Amarcord Review

The Film

Amarcord was one of Federico Fellini's most successful movies as it garnered both critical acclaim and commercial success. Criterion have chosen to revisit the film, which was one of their first dvd releases, and have delivered a sumptous package to rival the treatment extended to films like Ugetsu and the recent Seven Samurai re-release.
Narrative is often an over-valued virtue in film, and in describing Amarcord it is impossible to describe a single thread of narration as the film is a mixture of dreams, reveries, and imaginings. Many of the tales that are told are decidedly tall, but what unites the many stories and characters is the strong sense of caricature and charm. Fellini's movie is honest, warm and humane and an uplifting experience that less charitable viewers may find nostalgic and over sweet.

Little is taken seriously and Fellini revels in a deliberate irreverence. He marvels at the young kids' pranks and the whole proceeding has a rarely found ribald quality which is very childlike. Fellini systematically debunks the world of adults: Politics is shown as a silly game played by fascists using laxatives as punishment for unpatriotic acts, whilst anti-fascists poke fun rather than indulge in outright revolt. Other respected professions are also sent up -the attempts by the lawyer to be an earnest storyteller are barracked and interrupted by snowball fights. If a film about remembrance sounds rather serious, I have to say that Fellini's approach is far from it as here his subjects are practical jokes, teenage kicks, farting, and women's backsides.
Amarcord is then an enduring doodle that celebrates life, love, and beauty, and it is made with an exquisite eye for caricature and composition. Much of the imagery created in Amarcord is laugh out loud funny or exquisitely precise in its satire. For example, to take a picture of themselves the town fascists collect rapidly on some steps which lead nowhere, their pointless urgency rendering them figures of fun. Similarly, the tale of mad Uncle Teo who gets stuck up a tree shouting "I want a woman" is full of visual gags like the dwarf nun who finally gets him to come down.

It is hard to overestimate Amarcord's influence on pieces like Cinema Paradiso and indeed the whole career of Emir Kusturica. It is also difficult to forget how much damn fun the whole thing is, how effortlessly the film flows from tale to tale when other films would meander indulgently. The film has a beautiful sympathetic score from Nino Rota and a wonderful cast of great faces and character actors. Amarcord is masterful – part wishful thinking, part rose tinted spectacles, and part unreliable memory. Fellini made deeper films which had more to say about meaning and art, but Amarcord is his finest celebration of the nonsense of living.

The Discs

The high definition anamorphic transfer is an improvement on previous releases. The colours are truer and the amount of noise in the transfer is minimal, but there are moments at the beginning of the film in the town square and at the wedding feast at the end which are quite grainy. These are quibbles as the presentation is superb with fine colour balance, a very sharp image, and excellent contrast levels. Audio is provided via an English dub and the original Italian mono. The very top of the treble in some of the music feels slightly distorted and there are small soundtrack noises during the film, but the voices always sound clear and crisp. The English subs are excellent, always grammatical and sensible.
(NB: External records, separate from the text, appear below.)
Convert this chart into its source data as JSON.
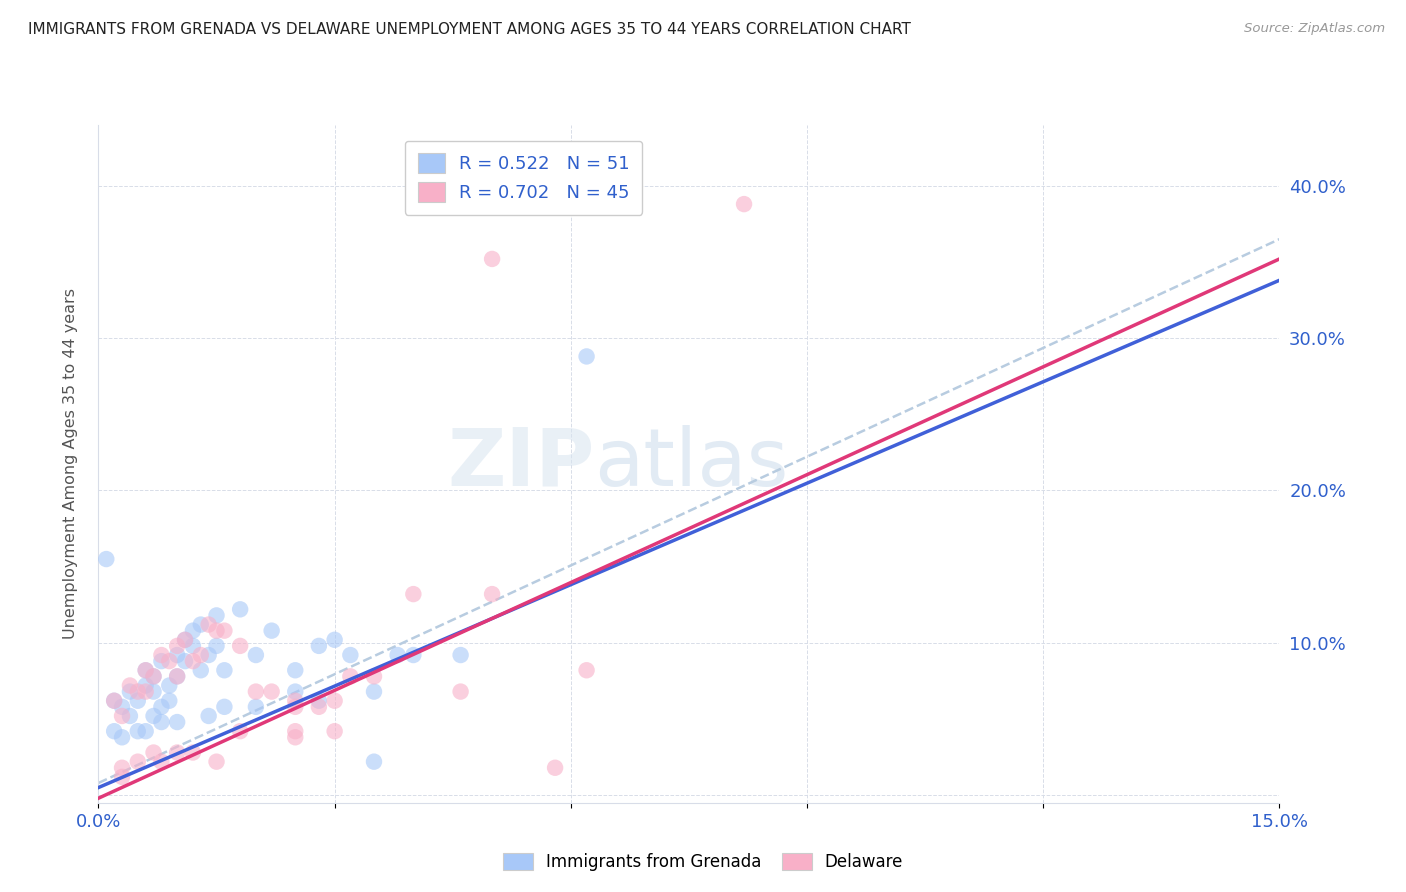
{
  "title": "IMMIGRANTS FROM GRENADA VS DELAWARE UNEMPLOYMENT AMONG AGES 35 TO 44 YEARS CORRELATION CHART",
  "source": "Source: ZipAtlas.com",
  "ylabel": "Unemployment Among Ages 35 to 44 years",
  "xlim": [
    0.0,
    0.15
  ],
  "ylim": [
    -0.005,
    0.44
  ],
  "xticks": [
    0.0,
    0.03,
    0.06,
    0.09,
    0.12,
    0.15
  ],
  "yticks": [
    0.0,
    0.1,
    0.2,
    0.3,
    0.4
  ],
  "ytick_labels_right": [
    "",
    "10.0%",
    "20.0%",
    "30.0%",
    "40.0%"
  ],
  "xtick_labels": [
    "0.0%",
    "",
    "",
    "",
    "",
    "15.0%"
  ],
  "legend_blue_label": "Immigrants from Grenada",
  "legend_pink_label": "Delaware",
  "R_blue": 0.522,
  "N_blue": 51,
  "R_pink": 0.702,
  "N_pink": 45,
  "blue_color": "#a8c8f8",
  "pink_color": "#f8b0c8",
  "blue_line_color": "#4060d8",
  "pink_line_color": "#e03878",
  "dashed_line_color": "#b8cce0",
  "watermark_zip": "ZIP",
  "watermark_atlas": "atlas",
  "blue_points": [
    [
      0.002,
      0.062
    ],
    [
      0.003,
      0.058
    ],
    [
      0.004,
      0.068
    ],
    [
      0.005,
      0.062
    ],
    [
      0.006,
      0.072
    ],
    [
      0.006,
      0.082
    ],
    [
      0.007,
      0.068
    ],
    [
      0.007,
      0.078
    ],
    [
      0.008,
      0.088
    ],
    [
      0.008,
      0.058
    ],
    [
      0.009,
      0.072
    ],
    [
      0.009,
      0.062
    ],
    [
      0.01,
      0.092
    ],
    [
      0.01,
      0.078
    ],
    [
      0.011,
      0.102
    ],
    [
      0.011,
      0.088
    ],
    [
      0.012,
      0.108
    ],
    [
      0.012,
      0.098
    ],
    [
      0.013,
      0.112
    ],
    [
      0.013,
      0.082
    ],
    [
      0.014,
      0.092
    ],
    [
      0.015,
      0.098
    ],
    [
      0.015,
      0.118
    ],
    [
      0.016,
      0.082
    ],
    [
      0.018,
      0.122
    ],
    [
      0.02,
      0.092
    ],
    [
      0.022,
      0.108
    ],
    [
      0.025,
      0.082
    ],
    [
      0.025,
      0.068
    ],
    [
      0.028,
      0.098
    ],
    [
      0.03,
      0.102
    ],
    [
      0.032,
      0.092
    ],
    [
      0.035,
      0.068
    ],
    [
      0.038,
      0.092
    ],
    [
      0.04,
      0.092
    ],
    [
      0.002,
      0.042
    ],
    [
      0.003,
      0.038
    ],
    [
      0.004,
      0.052
    ],
    [
      0.005,
      0.042
    ],
    [
      0.006,
      0.042
    ],
    [
      0.007,
      0.052
    ],
    [
      0.008,
      0.048
    ],
    [
      0.01,
      0.048
    ],
    [
      0.014,
      0.052
    ],
    [
      0.016,
      0.058
    ],
    [
      0.02,
      0.058
    ],
    [
      0.028,
      0.062
    ],
    [
      0.035,
      0.022
    ],
    [
      0.046,
      0.092
    ],
    [
      0.062,
      0.288
    ],
    [
      0.001,
      0.155
    ]
  ],
  "pink_points": [
    [
      0.002,
      0.062
    ],
    [
      0.003,
      0.052
    ],
    [
      0.004,
      0.072
    ],
    [
      0.005,
      0.068
    ],
    [
      0.006,
      0.082
    ],
    [
      0.006,
      0.068
    ],
    [
      0.007,
      0.078
    ],
    [
      0.008,
      0.092
    ],
    [
      0.009,
      0.088
    ],
    [
      0.01,
      0.098
    ],
    [
      0.01,
      0.078
    ],
    [
      0.011,
      0.102
    ],
    [
      0.012,
      0.088
    ],
    [
      0.013,
      0.092
    ],
    [
      0.014,
      0.112
    ],
    [
      0.015,
      0.108
    ],
    [
      0.016,
      0.108
    ],
    [
      0.018,
      0.098
    ],
    [
      0.02,
      0.068
    ],
    [
      0.022,
      0.068
    ],
    [
      0.025,
      0.062
    ],
    [
      0.025,
      0.058
    ],
    [
      0.028,
      0.058
    ],
    [
      0.03,
      0.062
    ],
    [
      0.032,
      0.078
    ],
    [
      0.035,
      0.078
    ],
    [
      0.04,
      0.132
    ],
    [
      0.003,
      0.018
    ],
    [
      0.005,
      0.022
    ],
    [
      0.007,
      0.028
    ],
    [
      0.008,
      0.022
    ],
    [
      0.01,
      0.028
    ],
    [
      0.012,
      0.028
    ],
    [
      0.015,
      0.022
    ],
    [
      0.018,
      0.042
    ],
    [
      0.025,
      0.042
    ],
    [
      0.03,
      0.042
    ],
    [
      0.05,
      0.132
    ],
    [
      0.062,
      0.082
    ],
    [
      0.082,
      0.388
    ],
    [
      0.05,
      0.352
    ],
    [
      0.046,
      0.068
    ],
    [
      0.058,
      0.018
    ],
    [
      0.003,
      0.012
    ],
    [
      0.025,
      0.038
    ]
  ],
  "blue_line": {
    "x0": 0.0,
    "y0": 0.005,
    "x1": 0.15,
    "y1": 0.338
  },
  "pink_line": {
    "x0": 0.0,
    "y0": -0.002,
    "x1": 0.15,
    "y1": 0.352
  },
  "dashed_line": {
    "x0": 0.0,
    "y0": 0.008,
    "x1": 0.15,
    "y1": 0.365
  }
}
For extras, the boat has indeed been pushed out with a 2 disc treatment and boxset including a 65 page book. The first disc is taken up with the movie and a commentary is offered from film scholars Frank Burke and Peter Brunette. This disc contains a US trailer and a deleted scene with no sound which features the towns sewerage man hunting for the Countess' ring. The second disc includes Fellini's Homecoming which explains how Fellini didn't want the town in Amarcord to be too closely identified with Rimini, his own hometown, and how he eventually came to realise his hometown's pride in him. There is also a new interview with Magali Noel who tells tales of Fellini avoiding award presentations, and we get to see Fellini's sketches for his characters.

The final directly Fellini extras on the discs are a photogallery and interviews between Gideon Brachman and the man himself. These audio interviews are a bewildering mix of language problems and obfuscation by Fellini. I tend to think they are less useful than other director interviews you will come across, but they are probably par for the course for this difficult director. The disc is completed by a Criterion restoration featurette. The book included here has an appreciation of the film by Sam Rohdie, but best of all is Fellini's own essay, My Rimini. Fellini writes about many of the events show in Amarcord - Gradisca, the Fascists and local life. Amarcord may not completely mean "I remember" but this 1967 essay shows how much of the film was recalled from his own past.


Criterion's reissue is a lovely thing. A great job on the transfer, fine sound, an excellent new documentary and Fellini's essay. As a package this is as good a release as Criterion have done, it rates favourably with last year's Ugetsu and you definitely need to purchase a copy.